The work and words of Henry Street Settlement’s founder, Wald, have encouraged people around the world, including future generations, and especially a young Mary Burman. As a graduate student in community health nursing at the University of Michigan in the late 1980s, Mary spent untold hours in the library learning about and being inspired by Lillian Wald and thinking about how to apply Wald’s lessons to Laramie and Albany County in southeast Wyoming, the rural community in which Mary was born and raised and to which she longed to return.

Before receiving her PhD in Michigan, Mary told her future husband that although PhD-prepared nurses were in high demand across the nation, she wanted to return to Wyoming. “‘I’m a rural community health nurse,’” she told him.  “‘Think about a family on an isolated ranch 30 miles or so off the main road, barely accessible part of the year. They are self-sufficient and independent. They have to be. What happens when the matriarch…has a chronic illness? What happens to the business, and the family? To provide care, it is necessary to understand the connectedness of the family and their economics, respect their situation, their culture.’” Mary’s commitment to bettering the lives of people in Wyoming mirrored Wald’s dedication to the Lower East Side.

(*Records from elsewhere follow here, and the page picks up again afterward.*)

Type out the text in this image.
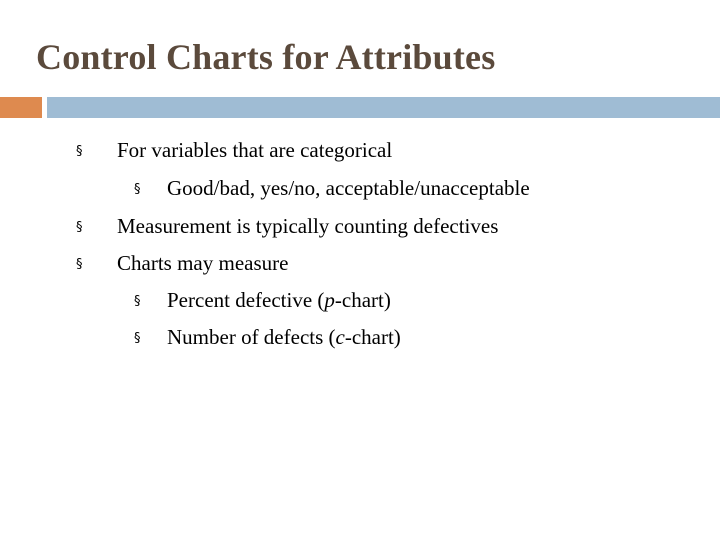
Control Charts for Attributes
§ For variables that are categorical
§ Good/bad, yes/no, acceptable/unacceptable
§ Measurement is typically counting defectives
§ Charts may measure
§ Percent defective (p-chart)
§ Number of defects (c-chart)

In 1999, keenly aware that many vulnerable populations had no access to health care, Mary and some of her colleagues, including Ann Marie, founded the Downtown Clinic, a free clinic in Laramie that serves multiple populations: undocumented immigrant workers, low-income people, and the families of international students who lack coverage in the United States. When we were together in Laramie in April 2024, we toured the Downtown Clinic and heard countless stories of Mary’s commitment to public health and health care equity.  Marjorie joked that she might well be the only person ever to cross the threshold of Henry Street’s Lower East Side buildings and the Laramie Downtown Clinic. She assured Ann Marie and all who were there:  the clinic had a Henry Street spirit of deep respect for its community.

In a 2015 interview, Mary described several people who had motivated and inspired her. Besides her mother, she said, “the person that’s probably inspired me the most is someone I never knew.” She spoke of her fascination with Wald and the lessons she learned from Wald’s unwillingness to ignore the atrocities she witnessed on the Lower East Side, her profound respect for all humanity, her long-term commitment to the individuals who inhabited her neighborhood, and her deep appreciation for the impact of community health on individual health and vice versa. Mary ended the discussion by saying, “Lillian Wald is truly my hero in health care. I’ve learned a lot from reading about her and reading about the work that she did over time and wish so much that I could have met her.”

Henry Street’s second executive director, Helen Hall, who succeeded Wald in 1933, noted that no one could fill Wald’s shoes, because she had been a “nurse, social worker, and social reformer all in one.” So too was Mary Burman. How fortunate that the influence of Wald and Burman lives on in their institutions, their colleagues, and in the work of people who value community and public health all over the world.